Depends on the objective of OP. Abstractions always leak some of the underlying capabilities so you could use them as a more beginner friendly approach to get acquainted with the system while doing something useful or fun.

For related examples, you can learn Ruby just by learning Rails. Or in more general aspect, the web technology stack through a modern web framework.

Not entirely true, Native Interop is pretty good with DotNet https://learn.microsoft.com/en-us/dotnet/standard/native-int...

Though I believe it has regressed at least a bit with the introduction of DotNet Core.

Yes, but he or she is giving convincing sounding reasons that might be helpful for the op.

Maybe it is actually better for OP to learn .net, maybe not. But the answer had quality, so I do not think the downvotes are appropriate.
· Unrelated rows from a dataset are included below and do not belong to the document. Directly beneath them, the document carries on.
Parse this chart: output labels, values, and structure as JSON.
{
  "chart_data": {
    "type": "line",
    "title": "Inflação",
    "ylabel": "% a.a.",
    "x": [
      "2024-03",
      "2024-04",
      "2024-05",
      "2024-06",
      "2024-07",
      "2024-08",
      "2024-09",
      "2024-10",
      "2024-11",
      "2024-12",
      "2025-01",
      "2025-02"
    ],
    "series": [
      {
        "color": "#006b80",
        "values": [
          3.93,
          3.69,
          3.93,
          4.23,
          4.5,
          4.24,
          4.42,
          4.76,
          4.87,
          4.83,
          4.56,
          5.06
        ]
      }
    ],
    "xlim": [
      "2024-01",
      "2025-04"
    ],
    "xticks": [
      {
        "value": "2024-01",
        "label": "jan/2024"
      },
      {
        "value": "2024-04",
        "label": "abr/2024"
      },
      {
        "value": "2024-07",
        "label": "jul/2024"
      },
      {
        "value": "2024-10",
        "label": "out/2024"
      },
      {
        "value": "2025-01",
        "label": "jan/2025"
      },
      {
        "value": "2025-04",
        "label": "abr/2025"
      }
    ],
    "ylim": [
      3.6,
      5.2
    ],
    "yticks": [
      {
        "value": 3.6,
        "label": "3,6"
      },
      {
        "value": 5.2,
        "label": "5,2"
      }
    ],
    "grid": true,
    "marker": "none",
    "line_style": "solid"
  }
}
While I think the intentions of the voting system are for marking low quality, as you've said, I think in practice most downvoters are using it to mark their disagreement.

There's something interesting about that; it implies that grey text signifies a non-conformist view and approach to a technical issue. As is the case here.

I like to skip to the grey text.

> Please don't comment about the voting on comments. It never does any good, and it makes boring reading.

https://news.ycombinator.com/newsguidelines.html

From a technical perspective I think my comment is interesting for anyone running a platform. I don't think this guideline applies.
I wrote the downvoted comment and am a proponent of downvoting for disagreement. Downvoting is an alternative to arguing and often makes for better comment pages.
It's a great perspective. In fact I upvoted your comment just now.

By contrast, it also prevents users from commenting. See dang's posts on this.

Regardless, it's interesting to note that it also, indirectly, highlights interesting comments.

Do you also find that interesting?

Typically, if a comment has been downvoted, I use it as a reason to filter it out. There’s more comments than I am going to read so reducing the pool is useful to me…and I don’t identify as a contrarian.

Thinking about it, downvoting for disagreement is the analog of upvoting for agreement.

I don't think being contrarian is a requirement for seeing value in comments that others disagree with. Just on this thread, your comment was downvoted but represents a particular way of solving a problem that differs from the downvoter's. Even if that way is not better, for them, I think acknowledging that it might be better for someone else is objectively open minded, and not in the least contrarian.

But my point isn't to criticize anyone for downvoting. Just the opposite. It's to illustrate that thinking outside the box is in itself disagreeable, which, as is the case here, can be a searchable metric.